19 Jun 2018, 15:46

Not the best forum for this request but the other forums didn't seem to right either so here goes...

I'm looking for script that will find repeating words in text. I've seen word processors that that do do it but I did a quick search and I didn't find any scripts out there that do it. I may be using the wrong search terms.

Anyone know of have a script to do this? If not, I will be forced to write my own.

Re: Script to Find Repeating Words

19 Jun 2018, 16:13

You mean like this?

#SingleInstance, Force

SampleText := "Lorem ipsum dolor sit amet, consectetur adipiscing elit. Lorem ipsum dolor sit amet, consectetur adipiscing elit.

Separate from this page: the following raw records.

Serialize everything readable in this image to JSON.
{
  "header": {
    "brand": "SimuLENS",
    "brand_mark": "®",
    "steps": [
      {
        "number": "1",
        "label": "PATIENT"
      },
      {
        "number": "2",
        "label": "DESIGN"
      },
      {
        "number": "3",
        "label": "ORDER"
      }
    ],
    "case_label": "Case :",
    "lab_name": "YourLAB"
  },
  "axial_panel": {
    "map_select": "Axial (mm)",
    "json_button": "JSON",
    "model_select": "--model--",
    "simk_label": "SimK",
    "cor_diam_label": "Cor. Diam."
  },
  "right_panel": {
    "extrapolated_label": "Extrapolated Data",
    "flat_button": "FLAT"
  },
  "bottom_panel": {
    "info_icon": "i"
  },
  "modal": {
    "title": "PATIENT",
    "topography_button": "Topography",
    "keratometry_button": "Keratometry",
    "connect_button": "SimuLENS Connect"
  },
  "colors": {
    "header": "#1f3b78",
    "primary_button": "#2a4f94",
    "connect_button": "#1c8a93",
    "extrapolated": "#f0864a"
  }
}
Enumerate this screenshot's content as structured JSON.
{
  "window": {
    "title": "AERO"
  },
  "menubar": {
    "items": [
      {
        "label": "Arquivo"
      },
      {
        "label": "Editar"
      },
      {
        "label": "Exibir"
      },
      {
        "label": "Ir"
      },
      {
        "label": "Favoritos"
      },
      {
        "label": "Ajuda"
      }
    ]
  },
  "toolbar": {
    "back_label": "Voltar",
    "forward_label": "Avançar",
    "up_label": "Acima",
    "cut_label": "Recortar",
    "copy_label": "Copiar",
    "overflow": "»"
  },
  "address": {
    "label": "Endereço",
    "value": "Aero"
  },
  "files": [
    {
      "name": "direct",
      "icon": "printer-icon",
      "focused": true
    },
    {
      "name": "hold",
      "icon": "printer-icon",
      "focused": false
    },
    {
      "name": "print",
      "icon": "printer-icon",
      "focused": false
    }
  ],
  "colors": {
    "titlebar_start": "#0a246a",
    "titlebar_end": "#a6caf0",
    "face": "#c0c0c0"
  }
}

Lorem ipsum dolor sit amet, consectetur adipiscing elit. Lorem ipsum dolor sit amet, consectetur adipiscing elit. Lorem ipsum dolor sit amet, consectetur adipiscing elit. Lorem ipsum dolor sit amet, consectetur adipiscing elit. Lorem ipsum dolor sit amet, consectetur adipiscing elit. Lorem ipsum dolor sit amet, consectetur adipiscing elit. Lorem ipsum dolor sit amet, consectetur adipiscing elit. Lorem ipsum dolor sit amet, consectetur adipiscing elit. Lorem ipsum dolor sit amet, consectetur adipiscing elit."

StrReplace(SampleText, "Lorem", "Lorem", Occurrence)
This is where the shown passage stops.